Things moved on when he moved up to St Modan’s High School and started playing guitar and writing songs of his own.
“I played in a few bands, but they were really just one off gigs for charities and other events and nothing really came from them. When I was about 23 I started doing the one-man band type of thing – just me, my guitar and my stomp box.
“I find I play better when I’m on my own, not as part of a band. My cousin got me my first gig at The Auld Vic in Grahams Road, Falkirk and it just went from there. I was playing songs by everybody from Johnny Cash to The Beatles, just popular songs everyone knows.

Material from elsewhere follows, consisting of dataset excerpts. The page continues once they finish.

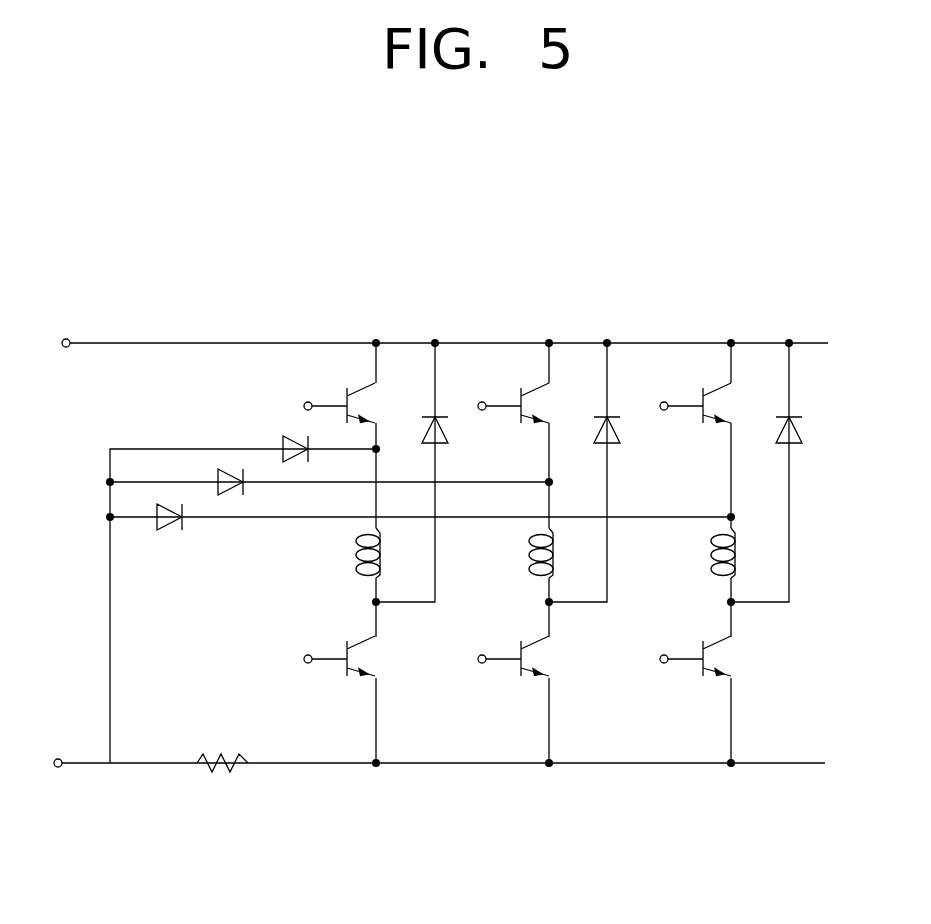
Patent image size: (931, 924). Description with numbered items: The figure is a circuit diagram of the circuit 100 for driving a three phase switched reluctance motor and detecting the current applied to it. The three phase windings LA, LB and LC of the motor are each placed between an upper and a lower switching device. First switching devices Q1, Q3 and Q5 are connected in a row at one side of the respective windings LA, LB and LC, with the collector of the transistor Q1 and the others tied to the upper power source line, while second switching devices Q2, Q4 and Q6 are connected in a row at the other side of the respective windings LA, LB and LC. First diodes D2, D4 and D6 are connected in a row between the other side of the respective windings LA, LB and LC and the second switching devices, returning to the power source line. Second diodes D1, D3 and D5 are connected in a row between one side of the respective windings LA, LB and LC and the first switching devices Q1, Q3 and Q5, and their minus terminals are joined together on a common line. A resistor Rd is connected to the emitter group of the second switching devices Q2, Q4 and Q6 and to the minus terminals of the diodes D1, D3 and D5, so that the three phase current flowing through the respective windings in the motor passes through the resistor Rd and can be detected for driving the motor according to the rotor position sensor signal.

The circuit 100 is at (476, 785).
The first switching device Q1 is at (355, 403).
The second switching device Q2 is at (355, 656).
The first switching device Q3 is at (528, 403).
The second switching device Q4 is at (528, 656).
The first switching device Q5 is at (714, 403).
The second switching device Q6 is at (710, 656).
The second diode D1 is at (282, 440).
The first diode D2 is at (450, 443).
The second diode D3 is at (213, 473).
The first diode D4 is at (620, 444).
The second diode D5 is at (153, 508).
The first diode D6 is at (802, 444).
The winding LA is at (384, 553).
The winding LB is at (557, 553).
The winding LC is at (740, 553).
The resistor Rd is at (222, 746).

“From the start I was slipping one or two of my own songs in there. I don’t actually do that as much as I used to though.”
Counting various folk artists, including Bob Dylan and Christy Moore, as his influences, Liam finds it difficult to put a name to his musical style but admits folk music, especially Irish folk music, plays a big part of it.

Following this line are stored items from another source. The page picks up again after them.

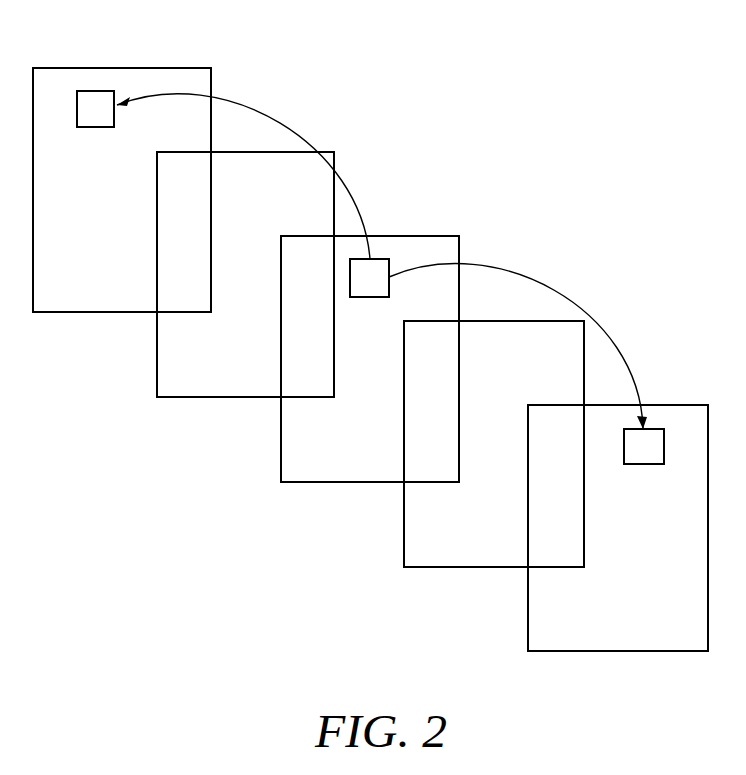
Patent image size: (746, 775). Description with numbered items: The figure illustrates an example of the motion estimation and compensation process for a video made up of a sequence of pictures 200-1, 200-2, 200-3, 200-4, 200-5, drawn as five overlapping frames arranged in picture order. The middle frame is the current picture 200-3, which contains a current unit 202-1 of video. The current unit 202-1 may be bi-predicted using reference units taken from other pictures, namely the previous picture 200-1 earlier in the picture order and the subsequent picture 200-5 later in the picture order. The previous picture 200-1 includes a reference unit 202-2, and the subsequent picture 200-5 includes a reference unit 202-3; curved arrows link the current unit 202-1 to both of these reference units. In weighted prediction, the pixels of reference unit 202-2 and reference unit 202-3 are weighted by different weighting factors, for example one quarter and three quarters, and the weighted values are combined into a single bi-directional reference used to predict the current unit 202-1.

The previous picture 200-1 is at (97, 312).
The picture 200-2 is at (220, 397).
The current picture 200-3 is at (344, 482).
The picture 200-4 is at (469, 567).
The subsequent picture 200-5 is at (618, 651).
The current unit 202-1 is at (382, 259).
The reference unit 202-2 is at (95, 91).
The reference unit 202-3 is at (655, 429).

That strong Celtic influence stood him in good stead when he began playing the Kerrydale Bar on a regular basis and became Celtic FC’s unofficial musical ambassador. This relationship became more official when Liam went to Tony Hamilton of the Celtic FC Foundation with an idea to make some cash for the charity.
“I knew Tony from a couple of charity dinners I did and I went to him with the idea for the album. I wanted someone to record me playing live in the Kerrydale and then we could release it as an album for the foundation.

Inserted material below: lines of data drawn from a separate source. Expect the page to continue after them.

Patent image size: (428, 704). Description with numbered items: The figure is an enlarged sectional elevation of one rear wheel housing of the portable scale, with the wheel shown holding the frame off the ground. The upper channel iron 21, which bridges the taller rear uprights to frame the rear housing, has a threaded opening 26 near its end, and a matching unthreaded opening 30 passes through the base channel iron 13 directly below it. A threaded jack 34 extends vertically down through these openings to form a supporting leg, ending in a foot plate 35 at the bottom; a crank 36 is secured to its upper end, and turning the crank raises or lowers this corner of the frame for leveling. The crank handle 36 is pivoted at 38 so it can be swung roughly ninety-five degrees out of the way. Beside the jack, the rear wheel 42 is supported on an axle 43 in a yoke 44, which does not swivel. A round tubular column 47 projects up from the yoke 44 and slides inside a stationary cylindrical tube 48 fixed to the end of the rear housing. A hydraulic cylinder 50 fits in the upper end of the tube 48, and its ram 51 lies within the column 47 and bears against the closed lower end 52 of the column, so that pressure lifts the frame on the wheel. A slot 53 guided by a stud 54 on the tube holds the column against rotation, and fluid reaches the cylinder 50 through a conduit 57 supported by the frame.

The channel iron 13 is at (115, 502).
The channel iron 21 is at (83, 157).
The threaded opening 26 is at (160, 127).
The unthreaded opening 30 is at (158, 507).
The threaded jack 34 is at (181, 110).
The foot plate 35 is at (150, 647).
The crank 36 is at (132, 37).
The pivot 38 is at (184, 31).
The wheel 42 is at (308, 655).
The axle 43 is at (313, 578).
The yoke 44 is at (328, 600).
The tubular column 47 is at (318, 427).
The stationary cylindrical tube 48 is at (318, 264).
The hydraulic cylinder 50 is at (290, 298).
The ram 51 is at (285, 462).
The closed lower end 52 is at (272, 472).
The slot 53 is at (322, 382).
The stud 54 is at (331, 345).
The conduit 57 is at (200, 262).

“He spoke to Celtic and they were up for it, but they wanted me to go into a studio and record the songs there. I was a wee bit reluctant at first, juggling three kids and two jobs, I thought I might not have the time to do it.”
It’s been an especially hectic time for Liam, wife Fiona and children Erin (8), Ciaran (5) and five-month-old Isla Rose coping with Christmas preparations and Liam’s always packed gigging schedule.
The added burden of recording a charity album for one the biggest, if not the biggest, football clubs in Scotland was not something Liam was particularly relishing. However, he made a commitment and saw it through.
“It ended up being recorded in a studio in Livingston over two days. We were at it from morning to night. After the first day we only had four songs done and I thought this isn’t going to happen, but the guy at the studio was brilliant.
“It was hard to know how it was going to sound, I felt it was a bit rushed because Celtic wanted it out for Christmas. Some of the songs have a band backing me, banjos and mandolins, and the others are just me and my guitar.”
Liam’s concerns about the album vanished almost as quickly as copies of the CD did from the shelves of Celtic outlets throughout the area.
“It’s gone far beyond what I expected. Celtic got it onto itunes, Amazon and everything else. It’s been great for the charity and good for me as well. I’ve done quite a bit for Celtic and I think they trusted me to do this album.”
Liam, who works part-time for IFDS in Stirling, now performs on Thursday, Friday and Saturday nights most weeks and has his gig schedule full to brimming for 2016. The Celtic FC album has brought him to the attention of a lot more people and he is more than willing to “strike while the iron is hot”.
He said: “I actually recorded an album at the start of the year, but it’s been put on hold because of the Celtic FC album. I think I’m going to try and release it around about St Patrick’s Day.”